アキュート・ケア・サージェリー
救急外科 (Acute Care Surgery)は、外傷外科、緊急一般外科および外科的集中治療を三位一体として扱う外科学の一分野である[1]。ACSと略すことがある。
具体的には重症外傷、消化管穿孔、重症熱傷、腸閉塞、急性虫垂炎などを対象とする[1]。このうち、外傷に関しては胸部や腹部の体幹損傷を中心とするが、施設によっては整形外科や脳外科の外傷も対象である[2]。

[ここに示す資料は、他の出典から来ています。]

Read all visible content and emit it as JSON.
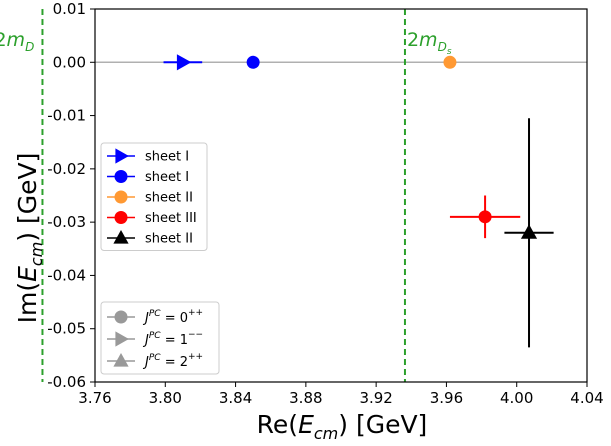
{
  "chart_data": {
    "type": "scatter",
    "xlabel_main": "Re(",
    "xlabel_var": "E",
    "xlabel_sub": "cm",
    "xlabel_tail": ") [GeV]",
    "ylabel_main": "Im(",
    "ylabel_var": "E",
    "ylabel_sub": "cm",
    "ylabel_tail": ") [GeV]",
    "xlim": [
      3.76,
      4.04
    ],
    "ylim": [
      -0.06,
      0.01
    ],
    "xticks": [
      "3.76",
      "3.80",
      "3.84",
      "3.88",
      "3.92",
      "3.96",
      "4.00",
      "4.04"
    ],
    "xtick_values": [
      3.76,
      3.8,
      3.84,
      3.88,
      3.92,
      3.96,
      4.0,
      4.04
    ],
    "yticks": [
      "0.01",
      "0.00",
      "-0.01",
      "-0.02",
      "-0.03",
      "-0.04",
      "-0.05",
      "-0.06"
    ],
    "ytick_values": [
      0.01,
      0.0,
      -0.01,
      -0.02,
      -0.03,
      -0.04,
      -0.05,
      -0.06
    ],
    "grid": false,
    "zero_line": 0.0,
    "thresholds": [
      {
        "x": 3.7301,
        "label_main": "2m",
        "label_sub": "D",
        "label_subsub": "",
        "color": "#2ca02c"
      },
      {
        "x": 3.9364,
        "label_main": "2m",
        "label_sub": "D",
        "label_subsub": "s",
        "color": "#2ca02c"
      }
    ],
    "points": [
      {
        "name": "sheet I",
        "marker": "triangle-right",
        "color": "#0000ff",
        "x": 3.81,
        "y": 0.0,
        "xerr": 0.011,
        "yerr": 0.0
      },
      {
        "name": "sheet I",
        "marker": "circle",
        "color": "#0000ff",
        "x": 3.85,
        "y": 0.0,
        "xerr": 0.0,
        "yerr": 0.0
      },
      {
        "name": "sheet II",
        "marker": "circle",
        "color": "#ff9933",
        "x": 3.962,
        "y": 0.0,
        "xerr": 0.0,
        "yerr": 0.0
      },
      {
        "name": "sheet III",
        "marker": "circle",
        "color": "#ff0000",
        "x": 3.982,
        "y": -0.029,
        "xerr": 0.02,
        "yerr": 0.004
      },
      {
        "name": "sheet II",
        "marker": "triangle-up",
        "color": "#000000",
        "x": 4.007,
        "y": -0.032,
        "xerr": 0.014,
        "yerr": 0.0215
      }
    ],
    "legend_top": {
      "placement": "center-left",
      "entries": [
        {
          "label": "sheet I",
          "marker": "triangle-right",
          "color": "#0000ff"
        },
        {
          "label": "sheet I",
          "marker": "circle",
          "color": "#0000ff"
        },
        {
          "label": "sheet II",
          "marker": "circle",
          "color": "#ff9933"
        },
        {
          "label": "sheet III",
          "marker": "circle",
          "color": "#ff0000"
        },
        {
          "label": "sheet II",
          "marker": "triangle-up",
          "color": "#000000"
        }
      ]
    },
    "legend_bottom": {
      "placement": "lower-left",
      "entries": [
        {
          "marker": "circle",
          "color": "#999999",
          "sym": "J",
          "sup": "PC",
          "eq": " = 0",
          "qn": "++"
        },
        {
          "marker": "triangle-right",
          "color": "#999999",
          "sym": "J",
          "sup": "PC",
          "eq": " = 1",
          "qn": "−−"
        },
        {
          "marker": "triangle-up",
          "color": "#999999",
          "sym": "J",
          "sup": "PC",
          "eq": " = 2",
          "qn": "++"
        }
      ]
    }
  }
}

ACSは2005年に米国で誕生した外科学の一分野で、米国では外傷医が外傷手術の減少に伴ってACSへ移行していった[3]。ACSは、体幹部外傷手術と術後ICU管理などを専門とする一般外科の医師である[4]。ACSは従来の外傷外科医の果たす役割を内因性救急外科手術や重症患者管理に拡げて、再定義したもので、欧米では既に定着している。さらに、近年は術後合併症に対する集中管理や手術療法までを担いつつある[2]。日本においてはACS認定外科医が著しく不足しているため、地方では一人の外科医が担う役割は自らの専門にとどまらず、広い範囲の外科診療に及ぶ。どの医師も救急診療や日当直診療を行う必要があり、地方の外科医の主体である消化器・一般外科医は外傷診療を含めてACSも担っている現状がある[2]。
日本においては2009年に日本ACS学会が発足した。外科専門医資格はACS認定外科医申請のための必須条件である[5]。ACS認定外科医は胸腹部体幹外傷や敗血症やショックを伴う救急外科、循環補助・人工呼吸・血液浄化などの集中治療を担う。この資格を有する外科医は救命救急センター所属の外科医や、救命救急センターを有する施設で救急診療も担う消化器外科医もしくは心臓血管外科医である場合が多い[2]。
ACS認定外科医は心臓の縫合や肺部分切除、気管縫合などの外傷手術を行うほか、胸骨骨折や多発肋骨骨折の固定、骨盤骨折の骨盤内ガーゼパッキング、四肢減張切開などの整形外科領域の手術、重症軟部組織感染症のドレナージ手術も行う[4]。急性腹症の手術も行わなければならないことから、ACS認定外科医には消化器外科の修練が必須である。また、心臓血管外科や呼吸器外科での修練も必要となるほか、頭頸部外科、整形外科・形成外科領域の経験も望ましい[4]。